Here is a rough Google translation of some highlights of the article and the lyrics of the song, and if anyone wants to have a go at translating the lyrics, please post in the comments!:
How did you convince the crew to appear?
Speer: “I pleaded, and I promised them that I would deliver all their children. Everyone will eventually cooperated.”
Shaare Zedek is a religious hospital. Was there a problem with the appearance of women in the song?
Speer: “At first we thought to make them a regular song and nice, but because of the sensitivity singing of women in some regulars hospital joint decision by Manny and the hospital to do a rap, religious, is not really singing, but speaking fast paced.”
Prof. Jonathan Halevy, director of Shaare Zedek Hospital, how did you get the courage to appear in the clip?
“Everyone follow talents, but all of us united importance of the mission. Idea to do it in style rap to draw attention to and awareness of the team. It is very common now rubbing their hands with disinfectant, but do it before and after contact with each patient, this consciousness difficult to implement. idea of the film, penetrating the consciousness of all means of publicity. “
Spire adds that the medical staff did not need to rehearse before taking the clip: “doctors do not have time for anything. Everything was live in front of the camera. Choreographer Ron Cohen demonstrated with a handsfree behind the camera while the basic movements do, and it just happened.”
Watch the movie, sing along and clap your hands, and most importantly, wash them!
Kol hakavod to all the staff of Shaarei Zedek for their initiative, their awareness of the importance of hand-washing, and for their bravery in appearing in this great video!
My last item for today links back to Sukkot, to an event that took place last Tuesday and which takes place every Sukkot: the Annual Jerusalem March. Israel 21C has a wonderful article about the history of the march, with vintage photos providing a fascinating view into history.
According to the Jerusalem municipal website, 60,000 people are expected to participate in the festivities.

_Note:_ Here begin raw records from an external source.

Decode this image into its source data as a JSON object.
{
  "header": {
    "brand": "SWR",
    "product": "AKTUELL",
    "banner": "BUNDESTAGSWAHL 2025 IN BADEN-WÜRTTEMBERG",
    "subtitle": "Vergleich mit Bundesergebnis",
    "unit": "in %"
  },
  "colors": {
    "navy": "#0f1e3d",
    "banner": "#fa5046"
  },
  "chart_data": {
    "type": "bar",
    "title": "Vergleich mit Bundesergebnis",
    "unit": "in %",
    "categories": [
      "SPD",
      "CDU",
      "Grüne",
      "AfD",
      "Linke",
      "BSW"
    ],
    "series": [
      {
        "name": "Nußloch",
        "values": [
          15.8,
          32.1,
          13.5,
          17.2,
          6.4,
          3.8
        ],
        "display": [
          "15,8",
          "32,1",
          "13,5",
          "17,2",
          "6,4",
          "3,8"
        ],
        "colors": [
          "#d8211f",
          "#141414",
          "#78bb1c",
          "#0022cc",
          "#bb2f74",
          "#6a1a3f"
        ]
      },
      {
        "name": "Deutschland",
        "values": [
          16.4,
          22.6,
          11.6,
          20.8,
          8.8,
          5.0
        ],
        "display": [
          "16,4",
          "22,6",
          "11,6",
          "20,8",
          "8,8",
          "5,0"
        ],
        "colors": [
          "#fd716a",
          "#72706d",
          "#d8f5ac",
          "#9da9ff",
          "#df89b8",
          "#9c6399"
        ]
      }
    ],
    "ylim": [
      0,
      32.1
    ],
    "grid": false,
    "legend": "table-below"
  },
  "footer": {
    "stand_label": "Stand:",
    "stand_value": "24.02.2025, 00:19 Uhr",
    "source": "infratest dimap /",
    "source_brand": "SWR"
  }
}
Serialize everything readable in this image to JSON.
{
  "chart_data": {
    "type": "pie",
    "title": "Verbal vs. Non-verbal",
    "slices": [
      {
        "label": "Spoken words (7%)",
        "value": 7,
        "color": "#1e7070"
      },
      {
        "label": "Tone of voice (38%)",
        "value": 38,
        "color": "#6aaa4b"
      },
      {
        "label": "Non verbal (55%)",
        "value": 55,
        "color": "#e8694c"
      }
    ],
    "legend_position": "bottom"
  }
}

The march has grown with each successive year since it was established in April, 1955 as a four-day march to Jerusalem for 200 IDF soldiers, joined by 70 civilians. In 1957, the Jerusalem March was turned into a popular event attended by about 5,000 marching soldiers and civilians and by 1966 there were 15,000 marchers.
The blogger Real JStreets, writing at Israellycool, provides us with the most up-to-date report and great photos from this year’s march so that we can compare the events throughout the years.
May the streets of Jerusalem continue to echo with the sounds of music, song and marchers and may we all have a quiet and peaceful weekend.
Wishing all my readers “choref tov” (a good Winter) which we traditionally wish at the end of Sukkot and wishing you all Shabbat Shalom.